By March 9, 2017January 25th, 2019Writing

The company I work for has a tradition of a gift-exchange for Christmas. This year the price-limit was $15. My wife and I went to Target to find a last-minute gift, and when I walked past the games section and saw the card-game version of Oregon Trail for $12, my mind was made up on the spot.

Obviously that was not going to be good enough, it was only $12 after all… I needed some way to make up the $3 difference. (Yes, I realize that it was a $15 limit and not a goal. But really anything less than that is just going to give the passive-aggressive ones in the group another reason to be…well…themselves! And we couldn’t have that on Christmas, no sir.

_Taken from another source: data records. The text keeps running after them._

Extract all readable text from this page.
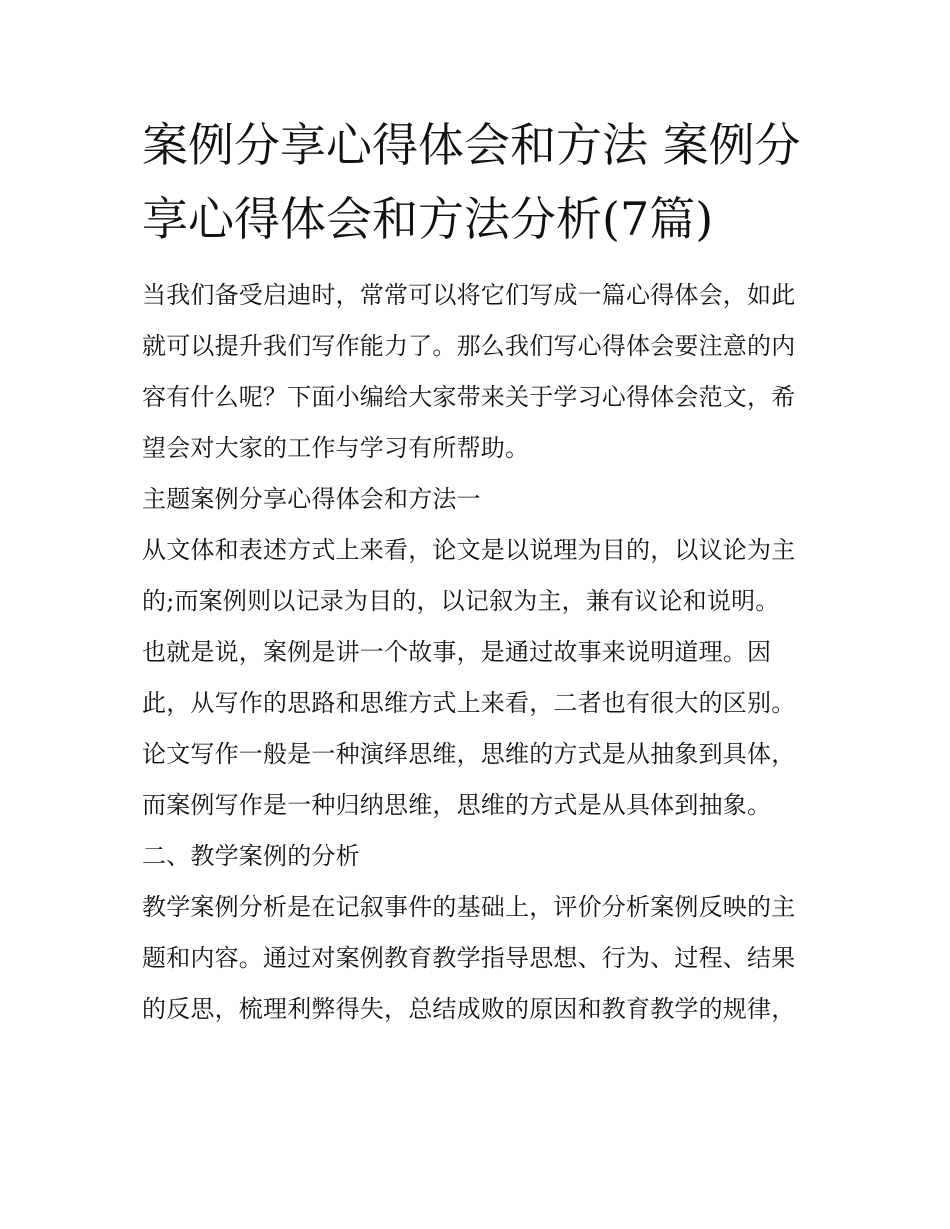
案例分享心得体会和方法 案例分享心得体会和方法分析(7篇)

当我们备受启迪时，常常可以将它们写成一篇心得体会，如此就可以提升我们写作能力了。那么我们写心得体会要注意的内容有什么呢？下面小编给大家带来关于学习心得体会范文，希望会对大家的工作与学习有所帮助。

主题案例分享心得体会和方法一

从文体和表述方式上来看，论文是以说理为目的，以议论为主的;而案例则以记录为目的，以记叙为主，兼有议论和说明。

也就是说，案例是讲一个故事，是通过故事来说明道理。因此，从写作的思路和思维方式上来看，二者也有很大的区别。

论文写作一般是一种演绎思维，思维的方式是从抽象到具体，而案例写作是一种归纳思维，思维的方式是从具体到抽象。

二、教学案例的分析

教学案例分析是在记叙事件的基础上，评价分析案例反映的主题和内容。通过对案例教育教学指导思想、行为、过程、结果的反思，梳理利弊得失，总结成败的原因和教育教学的规律，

So naturally I pulled out my dusty calligraphy tools and set to work on a hasty, yet thoughtful, letter that would accompany the card game.


Keep in mind I am a procrastinator, and I am well aware that the meter and the rhymes do not sound as good now as they did at midnight the night before, but I was pressed for time and wanted to go to bed. Priorities.

Trying to make Oregon Trail and Christmas come together in a meaningful way was difficult enough, so I tried to take up as much space as possible with the title “Dear Traveller”, but at the end of it, this is what I came up with. When I look at this my eyes are drawn to the title itself actually, which I am happy with, because that is the part that took the most work, and the part I’m practicing to improve. So the fact that it draws the eye (in a good way) makes this a successful letter for me.

The point of this, however, is to talk about something that entered my mind while I was working on the letter. That is: The Oregon Trail seems to be one of those things where the memory of the ‘thing’ is better than the actual thing itself. I would hope you know what I mean. It happens with places you visited as a child, food you tried once, original internet videos, etc. Over the years we build up the reputation of something so much in our heads that when we eventually go back to the source of the legend, we are inevitably disappointed.

Everyone I know who is my age has fond memories of The Oregon Trail. It almost seems like a rite of passage for the ‘millennial’ age demographic. Myself included. “It’s a classic!” We say, or “Best game I played as a kid.” We’d all agree. But when I sat down to write this letter, I was thinking: how much did I actually enjoy playing The Oregon Trail?

Did I actually play the game because it was fun? Maybe it was because it had earned the reputation of an “unbeatable” game in my 4th-grade class, and those who beat it were famous for a day? Or maybe it’s so engrained in our memories because we all spent at least some time wanting to punch right through the monitor and grab Abraham by the neck and beat him senseless for daring to contract dysentery.

Would any of us choose to play The Oregon Trail right now if we had a copy on our computers? Of course! Who wouldn’t want to re-live those frustrating childhood moments? But after the first, second, and third inevitable failure (probably because we waste all our money on bullets and then spend them all shooting buffalo) we would remember why we stopped playing in the first place, and go back to Facebook that affords us a sense of false success and security that The Oregon Trail  withholds from us!

Then, five or ten years down the road, we’ll think about The Oregon Trail again with fond memories, and try our luck, only to be disappointed yet again.

Is there a moral to this story? No. But I thought it was interesting. And that’s how I wrote my company christmas letter.